The relationships that Banfield builds during its opening weekends only grow stronger with time, as associates are encouraged to give back throughout the year via its employee volunteer program. Developed by Mars—Banfield’s parent company—the program enables associates to volunteer in teams for company sponsored activities during normal business hours. It encourages a focus on the company’s mission— making a better world for pets—by ensuring that 80 percent of the volunteer efforts are directed toward pet-related nonprofits, with the remaining 20 percent allotted for other efforts that address a specific need in their local community.
Each year, Banfield ramps up its community involvement efforts in the month of October, encouraging an even greater focus on pet-related employee volunteer projects including shelter cleaning, shelter pet socialization, dog park revitalization, and preventive pet care for vulnerable pet owners. In 2015, approximately 2,000 associates volunteered 7,500 hours and helped a combined 65,000 pets and people.
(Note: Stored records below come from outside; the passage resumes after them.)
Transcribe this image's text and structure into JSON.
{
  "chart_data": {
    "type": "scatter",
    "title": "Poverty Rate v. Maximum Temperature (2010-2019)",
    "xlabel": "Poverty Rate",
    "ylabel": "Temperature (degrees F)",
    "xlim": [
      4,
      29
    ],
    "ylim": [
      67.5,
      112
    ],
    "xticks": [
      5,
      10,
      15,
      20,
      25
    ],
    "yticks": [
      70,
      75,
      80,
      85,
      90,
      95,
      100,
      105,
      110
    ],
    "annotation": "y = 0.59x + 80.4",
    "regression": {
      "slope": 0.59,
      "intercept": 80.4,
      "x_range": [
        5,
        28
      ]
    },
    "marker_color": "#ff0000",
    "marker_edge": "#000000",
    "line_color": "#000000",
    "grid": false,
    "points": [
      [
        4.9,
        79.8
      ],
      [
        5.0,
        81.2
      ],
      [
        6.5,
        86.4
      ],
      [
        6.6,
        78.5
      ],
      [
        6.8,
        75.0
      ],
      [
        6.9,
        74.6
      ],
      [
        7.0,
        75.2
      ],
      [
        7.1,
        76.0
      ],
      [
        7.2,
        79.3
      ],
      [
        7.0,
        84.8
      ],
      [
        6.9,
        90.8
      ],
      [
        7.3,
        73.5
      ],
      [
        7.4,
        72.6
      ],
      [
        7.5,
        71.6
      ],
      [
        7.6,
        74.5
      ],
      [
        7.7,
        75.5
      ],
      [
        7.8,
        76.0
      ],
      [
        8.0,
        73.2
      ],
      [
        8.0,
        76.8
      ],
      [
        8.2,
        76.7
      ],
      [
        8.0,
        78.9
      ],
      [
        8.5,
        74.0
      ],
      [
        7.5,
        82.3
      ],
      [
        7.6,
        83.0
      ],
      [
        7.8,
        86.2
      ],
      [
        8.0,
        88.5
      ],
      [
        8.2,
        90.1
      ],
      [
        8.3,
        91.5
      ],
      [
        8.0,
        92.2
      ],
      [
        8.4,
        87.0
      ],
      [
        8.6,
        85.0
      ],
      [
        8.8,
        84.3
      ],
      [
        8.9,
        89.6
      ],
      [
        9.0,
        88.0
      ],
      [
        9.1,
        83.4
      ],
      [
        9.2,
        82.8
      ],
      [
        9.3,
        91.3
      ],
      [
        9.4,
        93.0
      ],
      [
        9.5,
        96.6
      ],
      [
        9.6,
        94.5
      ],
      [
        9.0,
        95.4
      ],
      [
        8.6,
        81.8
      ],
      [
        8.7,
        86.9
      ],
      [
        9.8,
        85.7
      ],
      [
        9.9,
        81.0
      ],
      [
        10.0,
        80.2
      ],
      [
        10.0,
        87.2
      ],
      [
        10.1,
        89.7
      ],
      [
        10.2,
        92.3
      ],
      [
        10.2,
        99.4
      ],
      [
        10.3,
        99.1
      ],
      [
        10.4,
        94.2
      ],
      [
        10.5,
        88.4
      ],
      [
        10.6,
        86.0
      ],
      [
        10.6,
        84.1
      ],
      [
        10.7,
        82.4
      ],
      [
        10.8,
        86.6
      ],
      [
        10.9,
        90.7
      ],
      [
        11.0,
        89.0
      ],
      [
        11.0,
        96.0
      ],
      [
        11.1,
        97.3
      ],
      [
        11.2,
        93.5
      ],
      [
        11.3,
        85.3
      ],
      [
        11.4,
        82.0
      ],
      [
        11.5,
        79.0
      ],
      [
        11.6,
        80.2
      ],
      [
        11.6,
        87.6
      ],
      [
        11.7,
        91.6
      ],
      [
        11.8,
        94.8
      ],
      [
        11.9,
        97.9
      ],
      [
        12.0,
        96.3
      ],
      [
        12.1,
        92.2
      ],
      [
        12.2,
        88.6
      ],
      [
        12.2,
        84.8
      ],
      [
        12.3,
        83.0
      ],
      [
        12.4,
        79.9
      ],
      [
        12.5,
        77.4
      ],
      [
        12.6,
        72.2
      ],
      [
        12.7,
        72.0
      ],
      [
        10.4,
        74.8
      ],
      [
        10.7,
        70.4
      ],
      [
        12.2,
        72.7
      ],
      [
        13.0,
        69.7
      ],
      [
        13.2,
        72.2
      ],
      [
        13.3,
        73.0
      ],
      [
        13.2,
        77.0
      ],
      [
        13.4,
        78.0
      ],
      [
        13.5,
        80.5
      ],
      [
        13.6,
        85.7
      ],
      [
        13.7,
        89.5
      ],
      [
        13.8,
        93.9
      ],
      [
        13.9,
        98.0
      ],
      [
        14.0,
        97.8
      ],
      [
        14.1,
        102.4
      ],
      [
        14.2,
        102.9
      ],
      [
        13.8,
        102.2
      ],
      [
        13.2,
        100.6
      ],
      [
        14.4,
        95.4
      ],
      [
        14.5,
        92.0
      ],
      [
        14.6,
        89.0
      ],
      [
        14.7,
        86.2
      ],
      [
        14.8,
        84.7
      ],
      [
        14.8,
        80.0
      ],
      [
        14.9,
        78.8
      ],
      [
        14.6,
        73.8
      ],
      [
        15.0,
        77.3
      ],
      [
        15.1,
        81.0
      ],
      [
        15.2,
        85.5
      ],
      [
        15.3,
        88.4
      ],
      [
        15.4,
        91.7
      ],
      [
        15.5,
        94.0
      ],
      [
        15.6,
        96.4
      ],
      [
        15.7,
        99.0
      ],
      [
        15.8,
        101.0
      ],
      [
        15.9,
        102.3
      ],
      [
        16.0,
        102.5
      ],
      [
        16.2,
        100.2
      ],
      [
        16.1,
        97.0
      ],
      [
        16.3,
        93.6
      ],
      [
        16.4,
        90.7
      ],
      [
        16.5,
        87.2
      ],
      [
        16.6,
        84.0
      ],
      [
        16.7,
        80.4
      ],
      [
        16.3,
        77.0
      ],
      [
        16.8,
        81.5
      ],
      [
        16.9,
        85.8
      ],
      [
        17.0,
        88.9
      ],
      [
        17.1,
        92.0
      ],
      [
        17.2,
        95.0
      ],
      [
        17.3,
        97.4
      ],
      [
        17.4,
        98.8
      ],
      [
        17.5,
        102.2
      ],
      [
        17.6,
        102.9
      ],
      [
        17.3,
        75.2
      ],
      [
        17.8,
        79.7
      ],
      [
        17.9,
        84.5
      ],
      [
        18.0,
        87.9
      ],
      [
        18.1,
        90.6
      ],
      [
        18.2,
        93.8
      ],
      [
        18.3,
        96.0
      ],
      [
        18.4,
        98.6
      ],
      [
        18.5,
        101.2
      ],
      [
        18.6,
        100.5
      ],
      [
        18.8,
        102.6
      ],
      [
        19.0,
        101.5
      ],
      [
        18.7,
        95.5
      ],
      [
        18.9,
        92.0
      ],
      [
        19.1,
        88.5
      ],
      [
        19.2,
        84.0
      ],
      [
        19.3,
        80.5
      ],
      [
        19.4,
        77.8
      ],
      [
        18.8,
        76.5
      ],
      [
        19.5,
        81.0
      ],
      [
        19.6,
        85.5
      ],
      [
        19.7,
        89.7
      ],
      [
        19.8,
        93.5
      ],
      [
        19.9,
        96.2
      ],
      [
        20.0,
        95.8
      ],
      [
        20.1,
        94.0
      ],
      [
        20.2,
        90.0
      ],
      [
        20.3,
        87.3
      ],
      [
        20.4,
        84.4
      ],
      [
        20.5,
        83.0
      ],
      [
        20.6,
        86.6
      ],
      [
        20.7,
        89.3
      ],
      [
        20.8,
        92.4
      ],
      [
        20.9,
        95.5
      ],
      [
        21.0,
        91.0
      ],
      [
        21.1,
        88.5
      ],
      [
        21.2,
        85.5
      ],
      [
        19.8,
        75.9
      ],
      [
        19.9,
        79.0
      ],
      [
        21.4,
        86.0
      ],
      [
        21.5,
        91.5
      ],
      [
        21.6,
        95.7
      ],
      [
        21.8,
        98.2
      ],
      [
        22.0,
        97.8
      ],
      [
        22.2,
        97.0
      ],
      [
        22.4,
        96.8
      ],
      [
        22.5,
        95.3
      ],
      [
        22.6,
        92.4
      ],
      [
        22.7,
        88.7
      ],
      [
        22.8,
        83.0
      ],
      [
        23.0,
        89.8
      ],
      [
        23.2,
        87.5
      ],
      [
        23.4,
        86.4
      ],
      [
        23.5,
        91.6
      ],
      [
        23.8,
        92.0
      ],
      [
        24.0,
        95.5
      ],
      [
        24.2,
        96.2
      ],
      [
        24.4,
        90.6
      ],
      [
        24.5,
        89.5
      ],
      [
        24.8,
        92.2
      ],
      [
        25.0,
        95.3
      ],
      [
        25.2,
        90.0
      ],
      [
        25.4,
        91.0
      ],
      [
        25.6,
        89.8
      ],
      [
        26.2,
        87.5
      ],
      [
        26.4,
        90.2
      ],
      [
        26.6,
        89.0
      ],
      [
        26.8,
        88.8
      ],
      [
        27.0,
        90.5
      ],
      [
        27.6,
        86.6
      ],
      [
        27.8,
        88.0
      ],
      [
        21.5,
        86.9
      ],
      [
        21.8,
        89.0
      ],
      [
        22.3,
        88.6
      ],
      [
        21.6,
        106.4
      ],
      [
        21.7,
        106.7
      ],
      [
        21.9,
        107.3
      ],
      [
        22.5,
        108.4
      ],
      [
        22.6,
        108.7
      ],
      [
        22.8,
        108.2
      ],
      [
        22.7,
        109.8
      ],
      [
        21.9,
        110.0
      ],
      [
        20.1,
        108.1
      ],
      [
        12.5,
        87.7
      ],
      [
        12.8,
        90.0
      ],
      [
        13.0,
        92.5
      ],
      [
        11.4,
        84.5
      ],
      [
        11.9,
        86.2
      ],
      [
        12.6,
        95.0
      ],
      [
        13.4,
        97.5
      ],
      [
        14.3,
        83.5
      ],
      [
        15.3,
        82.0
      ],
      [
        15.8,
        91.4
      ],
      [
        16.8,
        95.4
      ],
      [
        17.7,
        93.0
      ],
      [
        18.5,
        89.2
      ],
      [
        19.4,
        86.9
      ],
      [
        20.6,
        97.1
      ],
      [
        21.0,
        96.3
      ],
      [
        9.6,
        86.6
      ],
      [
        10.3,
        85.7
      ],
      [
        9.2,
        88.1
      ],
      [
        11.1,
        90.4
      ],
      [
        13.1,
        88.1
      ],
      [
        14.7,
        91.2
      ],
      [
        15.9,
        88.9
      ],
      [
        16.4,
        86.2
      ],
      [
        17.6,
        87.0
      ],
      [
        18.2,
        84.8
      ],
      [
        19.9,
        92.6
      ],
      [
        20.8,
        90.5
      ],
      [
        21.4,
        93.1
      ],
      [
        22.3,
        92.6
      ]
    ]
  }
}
“The Mars Volunteer Program is a tremendous source of pride for our organization and represents the commitment Banfield has to giving back to our communities, “ said Marta Monetti, senior vice president of Corporate Affairs. “We may be a national brand, but we believe in making a positive impact in each neighborhood.” Research has shown that while volunteering of any kind strengthens organizational attachment, employees are especially motivated by opportunities that allow them to develop their skills, which is why Banfield has created efforts that engage their employees’ diverse skill sets, from their pet-care associates to their on-staff construction team and IT personnel.[i] ,[ii]
A recent example took place in Puerto Rico, where Banfield has four hospitals. There, the work of associate volunteers—who cleaned and organized local shelters and socialized dogs—was amplified by the company’s New Hospital Openings Team. On an average day, this team builds new hospitals. In Puerto Rico, they donated their construction skills to repair and enhance rescue shelter Save-A-Sato (the local word for stray dogs). The team poured a new concrete floor, constructed new rows of kennels, replaced part of the electrical system, and built new shelving for better organization.
Now, Banfield is deepening its impact through the Banfield Foundation, created earlier this year. Through Veterinary Assistance Grants and Pet Advocacy Grants, the foundation supports nonprofit organizations that assist pet owners and complements Banfield’s corporate citizenship strategy of improving the wellbeing of pets and communities.
[i] Rodell, J. B. (2013). Finding meaning through volunteering: Why do employees volunteer and what does it mean for their jobs? Academy of Management Journal 56 (5,) 1274-1294.
[ii] Jones, D. A. (2010). Does serving the community also serve the company? Using organizational identification and social exchange theories to understand employee responses to a volunteerism programme. Journal of Occupational and Organizational Psychology, 83 (4), 857-878.